Ce guide a une portée pédagogique. Toute intervention technique (électricité, gaz, structure) doit être confiée à un professionnel certifié ou RGE.

Questions courantes

Qui est dispensé de DPE ?

Sont dispensés de DPE les bâtiments provisoires, les constructions indépendantes de moins de 50 m², les logements utilisés moins de 4 mois par an (sous conditions), les bâtiments agricoles ou artisanaux sans système de chauffage fixe, et les monuments historiques classés. Hors de ces exceptions légales strictes, tout propriétaire vendeur ou bailleur est tenu de fournir un DPE valide.

Quels sont les logements concernés par le DPE ?

Le DPE concerne tous les logements mis en vente ou en location (nus, meublés, meublés de tourisme), les bâtiments neufs dont le permis de construire a été déposé après le 1er juillet 2007, et les parties communes des copropriétés selon un calendrier progressif. En clair, la très grande majorité des logements résidentiels en France est concernée.

Quelles maisons ne nécessitent pas de DPE ?

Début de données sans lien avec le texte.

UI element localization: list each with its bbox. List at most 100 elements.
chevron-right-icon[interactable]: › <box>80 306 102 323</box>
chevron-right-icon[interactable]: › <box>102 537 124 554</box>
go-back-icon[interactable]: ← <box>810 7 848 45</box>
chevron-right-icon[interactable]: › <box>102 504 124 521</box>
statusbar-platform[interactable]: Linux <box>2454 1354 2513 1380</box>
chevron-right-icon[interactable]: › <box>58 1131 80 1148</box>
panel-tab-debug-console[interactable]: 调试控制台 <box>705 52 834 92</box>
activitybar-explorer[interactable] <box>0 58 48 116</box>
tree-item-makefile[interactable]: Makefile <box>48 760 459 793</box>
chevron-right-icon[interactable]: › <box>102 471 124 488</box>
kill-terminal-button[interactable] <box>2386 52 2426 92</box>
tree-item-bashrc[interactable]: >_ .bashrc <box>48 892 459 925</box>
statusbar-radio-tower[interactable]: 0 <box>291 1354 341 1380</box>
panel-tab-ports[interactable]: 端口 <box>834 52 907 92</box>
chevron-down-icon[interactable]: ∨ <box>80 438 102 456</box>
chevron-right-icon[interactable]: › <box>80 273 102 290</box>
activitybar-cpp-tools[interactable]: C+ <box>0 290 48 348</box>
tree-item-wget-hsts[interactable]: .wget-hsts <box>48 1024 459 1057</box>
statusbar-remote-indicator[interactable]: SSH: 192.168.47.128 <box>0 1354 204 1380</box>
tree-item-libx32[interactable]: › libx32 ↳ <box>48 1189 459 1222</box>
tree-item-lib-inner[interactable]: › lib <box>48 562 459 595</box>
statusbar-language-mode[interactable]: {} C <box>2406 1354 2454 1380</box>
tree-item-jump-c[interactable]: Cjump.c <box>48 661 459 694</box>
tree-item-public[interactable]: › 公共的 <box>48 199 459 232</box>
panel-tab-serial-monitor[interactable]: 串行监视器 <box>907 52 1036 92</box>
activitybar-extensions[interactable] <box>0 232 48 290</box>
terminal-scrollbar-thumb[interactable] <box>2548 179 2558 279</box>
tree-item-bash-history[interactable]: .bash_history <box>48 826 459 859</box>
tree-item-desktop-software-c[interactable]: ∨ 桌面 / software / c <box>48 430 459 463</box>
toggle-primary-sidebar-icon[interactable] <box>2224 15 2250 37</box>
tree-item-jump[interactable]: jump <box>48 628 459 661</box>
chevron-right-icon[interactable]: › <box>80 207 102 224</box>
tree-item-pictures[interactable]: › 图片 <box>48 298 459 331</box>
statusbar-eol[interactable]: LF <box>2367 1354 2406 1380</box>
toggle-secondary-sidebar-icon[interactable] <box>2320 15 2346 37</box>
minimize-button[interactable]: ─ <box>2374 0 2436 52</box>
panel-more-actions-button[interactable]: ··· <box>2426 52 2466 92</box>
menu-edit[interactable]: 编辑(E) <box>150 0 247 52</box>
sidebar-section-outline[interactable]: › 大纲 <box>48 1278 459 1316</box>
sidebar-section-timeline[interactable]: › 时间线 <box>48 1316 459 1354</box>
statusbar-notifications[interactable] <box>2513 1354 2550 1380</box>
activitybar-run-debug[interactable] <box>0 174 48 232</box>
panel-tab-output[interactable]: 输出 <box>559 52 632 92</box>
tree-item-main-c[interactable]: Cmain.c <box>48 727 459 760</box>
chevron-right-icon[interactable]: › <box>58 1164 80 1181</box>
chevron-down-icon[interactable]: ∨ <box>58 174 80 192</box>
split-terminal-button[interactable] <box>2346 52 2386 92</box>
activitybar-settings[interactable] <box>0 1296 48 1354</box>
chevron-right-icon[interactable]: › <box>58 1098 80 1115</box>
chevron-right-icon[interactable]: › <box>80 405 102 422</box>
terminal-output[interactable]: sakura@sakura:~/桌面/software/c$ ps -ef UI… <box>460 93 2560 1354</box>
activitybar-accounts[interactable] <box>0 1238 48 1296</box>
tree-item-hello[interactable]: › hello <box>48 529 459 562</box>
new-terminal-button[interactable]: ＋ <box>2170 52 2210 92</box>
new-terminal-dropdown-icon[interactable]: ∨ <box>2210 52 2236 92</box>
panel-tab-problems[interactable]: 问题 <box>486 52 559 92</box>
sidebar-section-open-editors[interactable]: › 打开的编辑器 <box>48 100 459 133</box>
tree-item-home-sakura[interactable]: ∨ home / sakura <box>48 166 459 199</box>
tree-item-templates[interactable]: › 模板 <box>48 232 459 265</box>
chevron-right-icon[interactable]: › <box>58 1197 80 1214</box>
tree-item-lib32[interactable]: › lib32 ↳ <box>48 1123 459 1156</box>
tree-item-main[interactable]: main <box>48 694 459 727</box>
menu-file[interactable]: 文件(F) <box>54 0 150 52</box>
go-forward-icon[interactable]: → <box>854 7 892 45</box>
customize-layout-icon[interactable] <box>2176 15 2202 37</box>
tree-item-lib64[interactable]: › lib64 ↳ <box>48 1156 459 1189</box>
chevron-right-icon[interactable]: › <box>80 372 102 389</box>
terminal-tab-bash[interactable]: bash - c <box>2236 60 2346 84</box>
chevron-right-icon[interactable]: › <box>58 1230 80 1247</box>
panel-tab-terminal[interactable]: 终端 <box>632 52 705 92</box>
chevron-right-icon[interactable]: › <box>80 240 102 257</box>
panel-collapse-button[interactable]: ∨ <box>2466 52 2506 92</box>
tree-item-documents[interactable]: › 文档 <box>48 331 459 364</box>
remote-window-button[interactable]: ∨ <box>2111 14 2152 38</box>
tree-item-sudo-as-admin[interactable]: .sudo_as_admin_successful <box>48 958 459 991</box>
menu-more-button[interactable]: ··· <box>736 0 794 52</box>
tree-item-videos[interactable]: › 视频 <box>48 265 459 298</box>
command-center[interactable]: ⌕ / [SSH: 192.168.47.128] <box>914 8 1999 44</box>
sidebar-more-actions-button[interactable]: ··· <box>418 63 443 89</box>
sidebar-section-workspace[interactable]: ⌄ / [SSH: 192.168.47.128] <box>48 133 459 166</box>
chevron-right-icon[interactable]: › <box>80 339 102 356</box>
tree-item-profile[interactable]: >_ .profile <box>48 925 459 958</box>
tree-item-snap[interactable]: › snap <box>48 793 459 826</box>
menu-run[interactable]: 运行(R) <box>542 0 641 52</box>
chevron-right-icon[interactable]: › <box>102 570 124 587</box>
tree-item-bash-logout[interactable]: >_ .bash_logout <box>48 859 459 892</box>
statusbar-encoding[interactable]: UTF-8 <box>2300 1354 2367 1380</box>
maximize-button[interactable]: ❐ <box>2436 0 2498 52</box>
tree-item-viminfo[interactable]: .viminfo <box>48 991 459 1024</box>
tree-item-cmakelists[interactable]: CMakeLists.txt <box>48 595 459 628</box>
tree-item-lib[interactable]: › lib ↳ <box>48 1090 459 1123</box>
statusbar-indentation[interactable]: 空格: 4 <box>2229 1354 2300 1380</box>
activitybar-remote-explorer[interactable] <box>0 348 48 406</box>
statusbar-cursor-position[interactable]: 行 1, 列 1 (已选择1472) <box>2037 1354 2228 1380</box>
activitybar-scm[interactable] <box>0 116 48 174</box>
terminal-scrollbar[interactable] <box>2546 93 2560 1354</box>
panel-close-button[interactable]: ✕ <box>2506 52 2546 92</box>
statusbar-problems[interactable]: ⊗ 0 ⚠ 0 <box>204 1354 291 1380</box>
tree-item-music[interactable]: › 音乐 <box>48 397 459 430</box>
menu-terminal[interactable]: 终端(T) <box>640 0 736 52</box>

Les maisons sans recours à l'énergie pour le chauffage, les constructions provisoires, les résidences utilisées moins de 4 mois par an (sous conditions strictes) et certains bâtiments agricoles ou classés monuments historiques peuvent être exonérées. La dispense ne s'applique pas automatiquement à une résidence secondaire : si elle est mise en vente ou en location, un DPE reste obligatoire.

Quel risque si pas de DPE ?

L'absence de DPE lors d'une vente peut entraîner la nullité de la transaction ou une action en réduction du prix par l'acquéreur. En location, le bailleur s'expose à des sanctions et à l'impossibilité légale de louer son bien si celui-ci est classé G depuis le 1er janvier 2025. Dans les deux cas, la responsabilité du propriétaire est directement engagée.